Since the image above is a bit convoluted the following images will discuss eat component of the system.

Firstly, separating data.

Capture.PNG

As shown above there are 2 input lines, data split between two 1 sample reset switches and the clock between two regular switches.  Again the 1 sample reset switches are reset/triggered on opposite edges to help separate each channel.

The following switch is used to help select between the data line and ground.  This is done so that the data comprised of A0B0A1B1A2B2 can be converted into two seperate data lines of..

  1. A0 0 A1 0 A2 0
  2. 0 B0 0 B1 0 B2

Following this a delay is applied to the second channel in order to “sync” the two channels again.  I say sync, however in reality given a high enough sample rate delaying by 7 samples is essentially negligible.  This is only done so that the downsample by 2 works.

Downsampling will remove the extra zeros thus creating vectors of the form A0A1A2A3…. and so on.

Secondly is the part of the system which converts the data from [1:1] to [4:1].

Capture.PNG

This is where the bulk of the processing was used and the reason why this model was so inefficient.  The 8 rate transitions (4 per bit * 2 channels) and the 8 sample and holds really killed the processor.  The methodology is as follows.

  1. Given 1 cycle of data, over 4 samples the inputs are A0A1A2A3
  2. Using counters that start counting from 0 to 3 and each triggering on a different value respectively we obtain 4 data lines of the following form
    A0    0   0   0
    0       A1 0   0
    0      0    A2 0
    0      0    0    A3
  3. In order to choose between reading a zero and a value from the data line, we use the switch which only triggers when “Hit” is observed from the counter
  4. The sample and holds then hold each respective value such that we can allow all 4 data lines to be sampled simultaneously to obtain a vector of [A0; A1; A2; A3] the 4 data lines will appear as follows from the output of the mux
    A0 A0 A0 A0
    0    A1 A1   A1
    0    0   A2  A2
    0    0   0     A3
  5. Following that using the same setup a counter and a switch is used to read the vector passing it through a ZOH and finally the bit to integer converter which converts this value back into an unsigned 4 bit integer

Lastly we have the analog output.

Capture.PNG

Luckily we do not have to do the block diagram for the DAC.  The only thing done her is to scale the input, 0-15, to values of , 0-4050.  Although this doesn’t increase the resolution of the output by any means, it allows one to fully use the output range of the Due’s DAC which reads uint16 numbers.  Although it reads uint16 numbers only 10 of the 16 bits are used meaning that the max value is 4095.

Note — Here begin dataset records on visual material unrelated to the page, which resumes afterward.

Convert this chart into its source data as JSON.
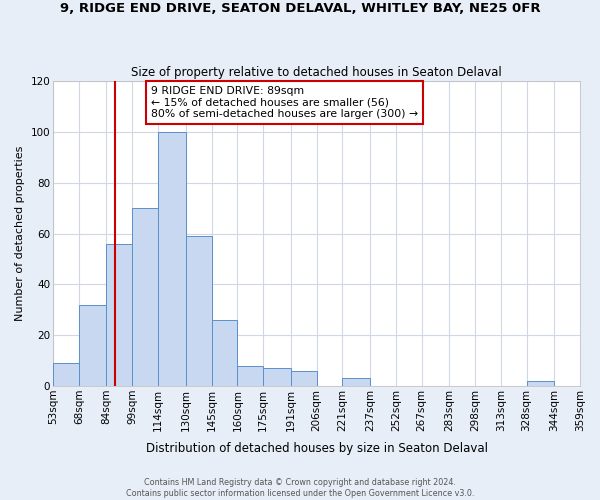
{
  "title": "9, RIDGE END DRIVE, SEATON DELAVAL, WHITLEY BAY, NE25 0FR",
  "subtitle": "Size of property relative to detached houses in Seaton Delaval",
  "xlabel": "Distribution of detached houses by size in Seaton Delaval",
  "ylabel": "Number of detached properties",
  "bin_edges": [
    53,
    68,
    84,
    99,
    114,
    130,
    145,
    160,
    175,
    191,
    206,
    221,
    237,
    252,
    267,
    283,
    298,
    313,
    328,
    344,
    359
  ],
  "bin_labels": [
    "53sqm",
    "68sqm",
    "84sqm",
    "99sqm",
    "114sqm",
    "130sqm",
    "145sqm",
    "160sqm",
    "175sqm",
    "191sqm",
    "206sqm",
    "221sqm",
    "237sqm",
    "252sqm",
    "267sqm",
    "283sqm",
    "298sqm",
    "313sqm",
    "328sqm",
    "344sqm",
    "359sqm"
  ],
  "counts": [
    9,
    32,
    56,
    70,
    100,
    59,
    26,
    8,
    7,
    6,
    0,
    3,
    0,
    0,
    0,
    0,
    0,
    0,
    2,
    0
  ],
  "bar_fill": "#c8d8f0",
  "bar_edge": "#5b8fc9",
  "vline_x": 89,
  "vline_color": "#cc0000",
  "ylim": [
    0,
    120
  ],
  "yticks": [
    0,
    20,
    40,
    60,
    80,
    100,
    120
  ],
  "annotation_title": "9 RIDGE END DRIVE: 89sqm",
  "annotation_line1": "← 15% of detached houses are smaller (56)",
  "annotation_line2": "80% of semi-detached houses are larger (300) →",
  "annotation_box_color": "#ffffff",
  "annotation_box_edge": "#cc0000",
  "footer_line1": "Contains HM Land Registry data © Crown copyright and database right 2024.",
  "footer_line2": "Contains public sector information licensed under the Open Government Licence v3.0.",
  "fig_background_color": "#e8eef8",
  "ax_background_color": "#ffffff",
  "grid_color": "#d0d8e8"
}
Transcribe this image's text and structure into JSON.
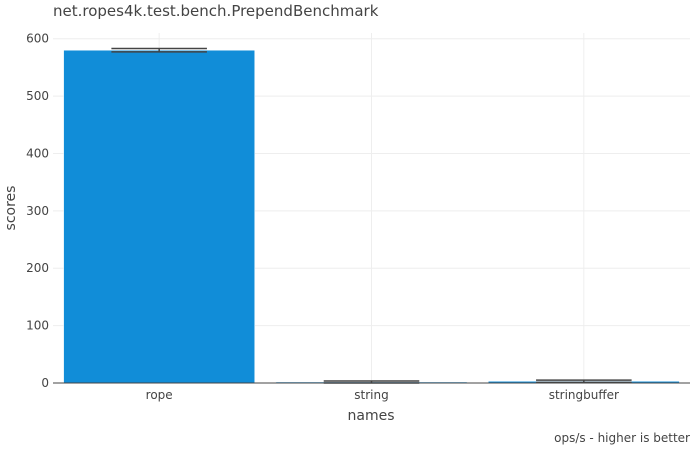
{
  "chart_data": {
    "type": "bar",
    "title": "net.ropes4k.test.bench.PrependBenchmark",
    "xlabel": "names",
    "ylabel": "scores",
    "categories": [
      "rope",
      "string",
      "stringbuffer"
    ],
    "values": [
      580,
      1.5,
      3
    ],
    "error": [
      3,
      2,
      2
    ],
    "ylim": [
      0,
      610
    ],
    "yticks": [
      0,
      100,
      200,
      300,
      400,
      500,
      600
    ],
    "grid": true,
    "bar_color": "#118dd8",
    "annotation": "ops/s - higher is better"
  }
}
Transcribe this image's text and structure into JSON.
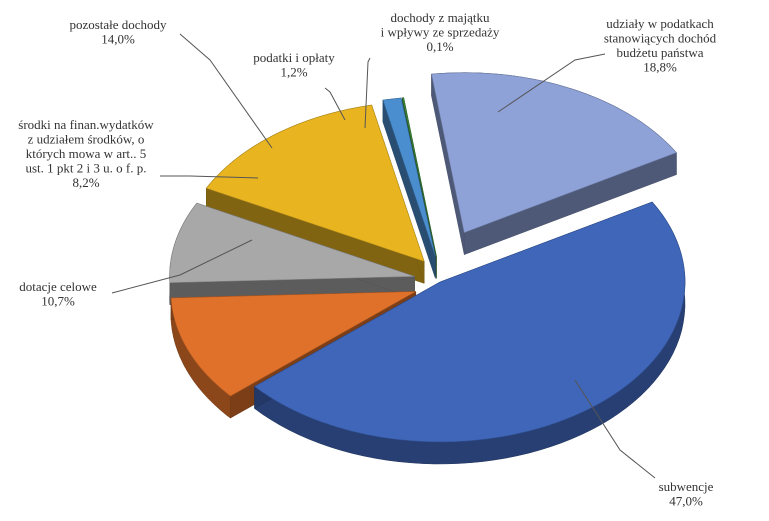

Thus concludes the first “working” model of a dual channel transmitter and receiver which needs a clock line and digital data line.

When it came to the actual real world implementation of this, there were problems..to say the least.  It was physically impossible to get the clock/data lines to be read properly due to the desynced internal clocks of two separate boards.  Data was only able to be read and decomposed correctly upon multiple hard resets on the receiver board and only remained in sync for several minutes as a time.

Thus from here on out, I began to study clock recovery and various signal transmission methods to resolve this issue.  In addition to that I hoped to improve the sampling rate by using a method that altered instead of each bit maybe 4 or 5 bits at a time.

Below are the receiver and transmitter simulink files.  Keep in mind that I used the R2015B version of MATLAB and the same version is required to open and further edit these files i apologize for this inconvenience.

File for 1 Arduino board

https://mega.nz/#!DB8xiRBB

To split this into two boards and try for yourself split the above file at the the 1 sample switch and use 2 digital outputs and inputs for the data stream and the clock.